David J. Wishart, Editor


Telus Corporation is an Alberta–British Columbia telecommunication firm created by the 1999 merger of two province-based companies. It is the second largest telecommunication organization in Canada and one of the largest business operations in Canada headquartered in the West.

Telus's emergence reflects the changing goals of western provincial enterprises and governments and the influence of federal regulations. Until privatized and renamed Telus in 1990, the former Alberta Government Telephones operated from 1908 to 1990 as a provincial crown enterprise regulated and sheltered under a provincial public utilities board. Operating from 1904 to 1999, bc Telephone, renamed bc Telecom in 1992 and a wholly owned subsidiary since 1926 of American utility gte, was confined to provincial activity under the federal regulation that oversaw private-sector utilities.

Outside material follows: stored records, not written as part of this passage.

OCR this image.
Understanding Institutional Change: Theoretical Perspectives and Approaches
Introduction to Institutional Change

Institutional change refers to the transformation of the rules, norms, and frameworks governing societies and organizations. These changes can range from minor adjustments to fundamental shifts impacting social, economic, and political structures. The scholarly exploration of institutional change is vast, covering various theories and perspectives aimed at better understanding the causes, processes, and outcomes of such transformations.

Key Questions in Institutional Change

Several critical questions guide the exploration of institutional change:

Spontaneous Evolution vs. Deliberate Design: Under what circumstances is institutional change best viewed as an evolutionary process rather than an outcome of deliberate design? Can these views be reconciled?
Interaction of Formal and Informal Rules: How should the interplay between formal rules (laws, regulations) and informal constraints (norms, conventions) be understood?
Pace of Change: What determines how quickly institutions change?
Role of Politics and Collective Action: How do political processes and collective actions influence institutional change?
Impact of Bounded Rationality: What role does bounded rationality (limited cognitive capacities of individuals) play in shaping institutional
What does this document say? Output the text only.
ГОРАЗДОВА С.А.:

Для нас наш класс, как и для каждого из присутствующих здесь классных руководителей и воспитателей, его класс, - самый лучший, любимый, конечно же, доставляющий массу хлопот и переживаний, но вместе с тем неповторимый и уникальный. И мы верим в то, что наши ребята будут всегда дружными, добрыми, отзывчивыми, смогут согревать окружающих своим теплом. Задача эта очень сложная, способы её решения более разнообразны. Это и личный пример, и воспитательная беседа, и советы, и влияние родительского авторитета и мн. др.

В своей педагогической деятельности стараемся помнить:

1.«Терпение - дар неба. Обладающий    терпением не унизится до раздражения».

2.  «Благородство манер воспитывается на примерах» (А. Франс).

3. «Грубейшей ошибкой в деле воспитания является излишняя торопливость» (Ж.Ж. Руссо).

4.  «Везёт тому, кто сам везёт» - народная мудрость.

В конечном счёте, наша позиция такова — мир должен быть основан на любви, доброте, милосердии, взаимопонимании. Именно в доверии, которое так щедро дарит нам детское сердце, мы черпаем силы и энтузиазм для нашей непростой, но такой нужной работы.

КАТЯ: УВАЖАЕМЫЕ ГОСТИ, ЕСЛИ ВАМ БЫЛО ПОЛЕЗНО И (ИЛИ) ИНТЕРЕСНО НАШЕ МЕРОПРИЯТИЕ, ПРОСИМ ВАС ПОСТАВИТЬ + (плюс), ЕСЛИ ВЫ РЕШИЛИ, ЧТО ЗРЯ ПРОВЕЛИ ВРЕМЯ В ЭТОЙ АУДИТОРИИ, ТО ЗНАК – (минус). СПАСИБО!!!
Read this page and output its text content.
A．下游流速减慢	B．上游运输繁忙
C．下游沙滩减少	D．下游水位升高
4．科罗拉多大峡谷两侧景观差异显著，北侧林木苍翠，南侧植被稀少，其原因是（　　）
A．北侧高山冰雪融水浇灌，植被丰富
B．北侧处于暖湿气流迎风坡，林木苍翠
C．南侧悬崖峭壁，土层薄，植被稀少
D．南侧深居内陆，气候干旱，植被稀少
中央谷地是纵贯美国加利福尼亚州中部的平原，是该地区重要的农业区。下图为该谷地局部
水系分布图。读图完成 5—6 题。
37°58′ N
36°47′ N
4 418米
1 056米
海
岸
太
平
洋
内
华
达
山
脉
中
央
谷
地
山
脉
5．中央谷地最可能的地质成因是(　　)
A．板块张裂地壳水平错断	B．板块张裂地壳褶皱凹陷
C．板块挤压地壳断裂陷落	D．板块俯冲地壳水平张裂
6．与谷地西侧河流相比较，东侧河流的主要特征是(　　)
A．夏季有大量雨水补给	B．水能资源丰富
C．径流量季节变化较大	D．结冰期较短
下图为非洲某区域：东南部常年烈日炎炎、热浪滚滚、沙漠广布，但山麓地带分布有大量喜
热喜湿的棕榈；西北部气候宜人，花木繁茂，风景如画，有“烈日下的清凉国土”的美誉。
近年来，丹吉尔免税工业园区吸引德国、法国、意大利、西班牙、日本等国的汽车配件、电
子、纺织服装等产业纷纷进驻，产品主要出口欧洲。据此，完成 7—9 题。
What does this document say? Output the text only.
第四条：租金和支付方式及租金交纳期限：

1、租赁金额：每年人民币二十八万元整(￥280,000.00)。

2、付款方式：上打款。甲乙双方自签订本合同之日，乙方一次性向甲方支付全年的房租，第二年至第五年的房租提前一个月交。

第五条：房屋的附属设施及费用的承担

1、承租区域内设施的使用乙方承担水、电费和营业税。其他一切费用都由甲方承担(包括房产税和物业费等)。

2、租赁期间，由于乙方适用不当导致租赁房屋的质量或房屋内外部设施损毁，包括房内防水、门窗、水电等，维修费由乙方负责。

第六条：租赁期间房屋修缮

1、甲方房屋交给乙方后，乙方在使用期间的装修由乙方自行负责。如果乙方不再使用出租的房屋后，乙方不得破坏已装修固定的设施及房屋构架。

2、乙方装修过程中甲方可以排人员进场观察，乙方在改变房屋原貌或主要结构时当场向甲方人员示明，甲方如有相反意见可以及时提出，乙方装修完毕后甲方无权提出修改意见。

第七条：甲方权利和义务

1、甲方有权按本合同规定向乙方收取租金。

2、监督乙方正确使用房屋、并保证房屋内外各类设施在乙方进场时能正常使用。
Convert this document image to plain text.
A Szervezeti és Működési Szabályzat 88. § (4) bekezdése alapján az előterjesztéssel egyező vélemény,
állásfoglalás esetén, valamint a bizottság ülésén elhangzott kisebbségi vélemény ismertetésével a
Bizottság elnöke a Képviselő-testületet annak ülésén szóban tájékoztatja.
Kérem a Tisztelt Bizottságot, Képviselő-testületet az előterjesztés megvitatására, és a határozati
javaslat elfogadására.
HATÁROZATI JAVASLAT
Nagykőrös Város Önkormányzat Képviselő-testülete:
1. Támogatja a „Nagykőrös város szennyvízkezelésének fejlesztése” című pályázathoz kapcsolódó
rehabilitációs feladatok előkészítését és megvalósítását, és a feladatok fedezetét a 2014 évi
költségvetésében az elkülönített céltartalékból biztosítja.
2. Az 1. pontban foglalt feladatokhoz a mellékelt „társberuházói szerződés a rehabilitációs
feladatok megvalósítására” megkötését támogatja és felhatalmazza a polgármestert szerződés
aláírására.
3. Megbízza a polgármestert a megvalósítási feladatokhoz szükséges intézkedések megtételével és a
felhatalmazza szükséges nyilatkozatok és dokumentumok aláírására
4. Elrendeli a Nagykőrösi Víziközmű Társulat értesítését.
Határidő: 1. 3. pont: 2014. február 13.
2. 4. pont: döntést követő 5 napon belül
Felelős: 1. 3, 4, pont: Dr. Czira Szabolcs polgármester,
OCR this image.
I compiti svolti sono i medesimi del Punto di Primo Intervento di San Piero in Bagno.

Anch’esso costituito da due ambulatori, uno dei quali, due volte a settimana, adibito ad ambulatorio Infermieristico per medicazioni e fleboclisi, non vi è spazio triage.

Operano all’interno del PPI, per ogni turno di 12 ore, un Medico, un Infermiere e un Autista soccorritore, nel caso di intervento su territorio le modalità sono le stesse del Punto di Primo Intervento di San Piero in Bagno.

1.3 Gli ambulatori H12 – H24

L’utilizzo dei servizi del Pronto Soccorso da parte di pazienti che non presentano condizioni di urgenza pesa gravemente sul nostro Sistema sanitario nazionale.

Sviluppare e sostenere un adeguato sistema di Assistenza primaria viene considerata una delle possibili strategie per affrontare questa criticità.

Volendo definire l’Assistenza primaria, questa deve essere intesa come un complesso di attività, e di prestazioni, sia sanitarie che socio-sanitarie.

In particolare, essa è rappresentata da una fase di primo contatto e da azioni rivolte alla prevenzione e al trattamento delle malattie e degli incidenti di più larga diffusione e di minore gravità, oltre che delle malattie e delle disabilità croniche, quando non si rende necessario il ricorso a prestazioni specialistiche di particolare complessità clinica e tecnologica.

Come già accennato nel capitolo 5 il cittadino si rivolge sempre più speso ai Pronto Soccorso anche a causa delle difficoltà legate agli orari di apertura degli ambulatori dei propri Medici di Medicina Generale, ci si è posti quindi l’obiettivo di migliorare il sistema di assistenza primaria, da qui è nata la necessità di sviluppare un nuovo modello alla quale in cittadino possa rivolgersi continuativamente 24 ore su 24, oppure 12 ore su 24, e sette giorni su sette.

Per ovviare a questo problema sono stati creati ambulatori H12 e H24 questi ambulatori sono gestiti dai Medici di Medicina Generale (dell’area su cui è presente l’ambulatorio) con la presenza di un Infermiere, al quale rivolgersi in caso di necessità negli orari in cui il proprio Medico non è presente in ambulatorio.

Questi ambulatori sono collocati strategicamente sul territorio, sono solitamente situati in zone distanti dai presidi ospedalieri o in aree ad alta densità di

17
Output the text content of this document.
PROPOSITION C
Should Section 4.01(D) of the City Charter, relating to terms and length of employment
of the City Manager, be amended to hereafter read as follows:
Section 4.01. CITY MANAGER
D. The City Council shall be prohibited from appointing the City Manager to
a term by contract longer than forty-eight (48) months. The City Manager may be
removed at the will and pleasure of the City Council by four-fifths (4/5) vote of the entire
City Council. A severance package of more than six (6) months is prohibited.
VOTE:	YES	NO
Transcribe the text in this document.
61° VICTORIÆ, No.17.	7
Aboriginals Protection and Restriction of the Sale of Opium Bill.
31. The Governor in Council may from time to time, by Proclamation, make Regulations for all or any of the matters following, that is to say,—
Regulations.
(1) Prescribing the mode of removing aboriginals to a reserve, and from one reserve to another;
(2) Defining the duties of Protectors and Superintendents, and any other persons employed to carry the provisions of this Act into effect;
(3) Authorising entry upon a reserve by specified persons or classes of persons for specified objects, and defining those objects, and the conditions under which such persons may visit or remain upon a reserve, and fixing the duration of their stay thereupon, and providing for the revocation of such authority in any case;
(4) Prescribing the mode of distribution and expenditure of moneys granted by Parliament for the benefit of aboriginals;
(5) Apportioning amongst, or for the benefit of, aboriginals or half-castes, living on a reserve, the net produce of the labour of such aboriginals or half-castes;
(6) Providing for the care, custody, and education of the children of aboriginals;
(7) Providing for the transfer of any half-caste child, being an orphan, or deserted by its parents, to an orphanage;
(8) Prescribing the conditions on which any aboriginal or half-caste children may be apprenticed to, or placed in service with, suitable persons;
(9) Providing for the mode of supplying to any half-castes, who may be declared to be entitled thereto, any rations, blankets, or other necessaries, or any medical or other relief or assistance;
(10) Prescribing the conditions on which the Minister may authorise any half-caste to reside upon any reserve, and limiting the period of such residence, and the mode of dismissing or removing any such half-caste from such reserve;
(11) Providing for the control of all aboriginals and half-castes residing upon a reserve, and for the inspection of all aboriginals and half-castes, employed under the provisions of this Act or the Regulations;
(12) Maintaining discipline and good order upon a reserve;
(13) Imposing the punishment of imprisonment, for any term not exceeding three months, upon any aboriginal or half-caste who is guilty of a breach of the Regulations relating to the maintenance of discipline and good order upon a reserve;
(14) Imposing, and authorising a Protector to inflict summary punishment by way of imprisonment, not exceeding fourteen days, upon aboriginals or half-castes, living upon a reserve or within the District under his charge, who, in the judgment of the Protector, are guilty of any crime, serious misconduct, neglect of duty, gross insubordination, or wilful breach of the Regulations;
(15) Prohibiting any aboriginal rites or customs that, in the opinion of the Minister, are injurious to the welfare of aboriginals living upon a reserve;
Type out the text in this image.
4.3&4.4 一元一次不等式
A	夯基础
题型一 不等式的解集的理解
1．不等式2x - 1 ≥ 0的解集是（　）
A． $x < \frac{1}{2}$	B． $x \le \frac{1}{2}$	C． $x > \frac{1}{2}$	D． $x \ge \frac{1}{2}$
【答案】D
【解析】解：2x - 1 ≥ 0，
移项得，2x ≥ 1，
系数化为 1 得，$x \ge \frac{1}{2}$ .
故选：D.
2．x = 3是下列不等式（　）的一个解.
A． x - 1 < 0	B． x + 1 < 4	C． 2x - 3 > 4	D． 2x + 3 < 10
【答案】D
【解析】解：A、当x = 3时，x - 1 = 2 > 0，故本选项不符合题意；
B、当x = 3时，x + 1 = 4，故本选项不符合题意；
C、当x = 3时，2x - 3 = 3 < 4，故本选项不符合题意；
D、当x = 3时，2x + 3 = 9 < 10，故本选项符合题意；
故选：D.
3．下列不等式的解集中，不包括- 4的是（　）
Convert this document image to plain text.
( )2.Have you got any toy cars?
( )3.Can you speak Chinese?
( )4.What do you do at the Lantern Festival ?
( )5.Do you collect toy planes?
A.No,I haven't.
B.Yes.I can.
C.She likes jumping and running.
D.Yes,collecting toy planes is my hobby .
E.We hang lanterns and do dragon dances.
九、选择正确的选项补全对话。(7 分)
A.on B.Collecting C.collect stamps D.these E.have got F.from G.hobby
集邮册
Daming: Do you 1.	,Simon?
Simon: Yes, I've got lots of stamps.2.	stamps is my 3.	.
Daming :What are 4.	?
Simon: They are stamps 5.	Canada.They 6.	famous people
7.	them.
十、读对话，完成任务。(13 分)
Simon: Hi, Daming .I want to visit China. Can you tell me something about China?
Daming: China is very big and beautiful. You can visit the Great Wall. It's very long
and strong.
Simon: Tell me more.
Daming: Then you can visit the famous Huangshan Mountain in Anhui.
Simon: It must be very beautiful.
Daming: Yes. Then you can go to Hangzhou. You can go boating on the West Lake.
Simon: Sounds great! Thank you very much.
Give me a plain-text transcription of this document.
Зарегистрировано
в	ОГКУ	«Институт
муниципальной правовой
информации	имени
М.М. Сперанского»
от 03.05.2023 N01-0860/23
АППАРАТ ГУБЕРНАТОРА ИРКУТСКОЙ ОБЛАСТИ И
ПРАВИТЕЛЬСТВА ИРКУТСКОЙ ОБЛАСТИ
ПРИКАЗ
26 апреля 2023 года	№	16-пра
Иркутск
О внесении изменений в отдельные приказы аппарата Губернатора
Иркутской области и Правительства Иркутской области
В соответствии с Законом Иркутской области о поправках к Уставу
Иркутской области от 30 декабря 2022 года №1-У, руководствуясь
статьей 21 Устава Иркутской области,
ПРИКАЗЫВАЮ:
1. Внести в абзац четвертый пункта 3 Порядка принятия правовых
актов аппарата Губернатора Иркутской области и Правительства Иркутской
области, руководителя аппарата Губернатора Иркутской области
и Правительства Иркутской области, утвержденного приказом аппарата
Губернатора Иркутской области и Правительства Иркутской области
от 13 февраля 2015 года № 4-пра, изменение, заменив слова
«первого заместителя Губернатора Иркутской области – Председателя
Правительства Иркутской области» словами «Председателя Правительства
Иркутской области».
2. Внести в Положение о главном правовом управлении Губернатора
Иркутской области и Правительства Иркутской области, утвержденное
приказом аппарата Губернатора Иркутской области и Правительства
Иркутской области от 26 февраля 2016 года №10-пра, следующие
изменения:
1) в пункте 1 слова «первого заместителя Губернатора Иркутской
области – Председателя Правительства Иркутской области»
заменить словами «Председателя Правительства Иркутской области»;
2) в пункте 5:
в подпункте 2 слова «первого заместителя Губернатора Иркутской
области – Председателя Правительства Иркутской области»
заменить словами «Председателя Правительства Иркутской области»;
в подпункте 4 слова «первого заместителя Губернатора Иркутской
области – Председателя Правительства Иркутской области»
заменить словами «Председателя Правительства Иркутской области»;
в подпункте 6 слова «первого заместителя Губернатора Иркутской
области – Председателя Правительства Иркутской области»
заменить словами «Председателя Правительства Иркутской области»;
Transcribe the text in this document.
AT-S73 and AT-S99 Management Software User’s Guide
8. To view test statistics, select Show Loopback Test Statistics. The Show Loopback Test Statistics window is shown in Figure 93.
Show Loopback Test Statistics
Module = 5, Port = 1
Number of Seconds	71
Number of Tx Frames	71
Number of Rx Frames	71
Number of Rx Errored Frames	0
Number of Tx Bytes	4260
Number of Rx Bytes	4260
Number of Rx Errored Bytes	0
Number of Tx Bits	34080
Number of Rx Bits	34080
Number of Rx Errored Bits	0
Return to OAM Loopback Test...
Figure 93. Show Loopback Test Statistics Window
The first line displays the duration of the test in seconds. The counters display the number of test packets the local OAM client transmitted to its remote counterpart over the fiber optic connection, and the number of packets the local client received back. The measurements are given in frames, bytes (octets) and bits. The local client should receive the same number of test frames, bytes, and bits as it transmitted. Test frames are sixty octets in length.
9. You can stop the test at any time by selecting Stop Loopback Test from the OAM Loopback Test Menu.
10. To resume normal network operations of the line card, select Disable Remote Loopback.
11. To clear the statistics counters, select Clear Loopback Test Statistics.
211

In 1988 the Supreme Court of Canada ruled that federal regulation of telecommunication included provincial crown-owned enterprises, and in 1992 the federal regulator, the Canadian Radio-Television and Telecommunication Commission, began allowing interprovincial telecommunication competition. The merger between Edmonton-based Telus and Vancouver-based BC Telecom has enabled Telus to compete nationally with other telecommunication and cable providers for the total market of data, Internet, voice, and wireless communication. Current federal regulation of telecommunication stipulates that rates and ownership structures are controlled but not competition for markets. Telus shares are one-fifth held by Verizon, the successor to gte and Bell Atlantic. Telus has made major acquisitions in Canada and abroad in order to compete throughout Canada, in the United States, and elsewhere.

Barry Ferguson University of Manitoba

Babe, Robert. Telecommunication in Canada: Technology, Industry and Government. Toronto: University of Toronto Press, 1990.

Lens, Jean-Guy. The Invisible Empire: A History of the Telecommunication Industry in Canada 1846– 1956. Montreal: McGill-Queen's University Press, 2001.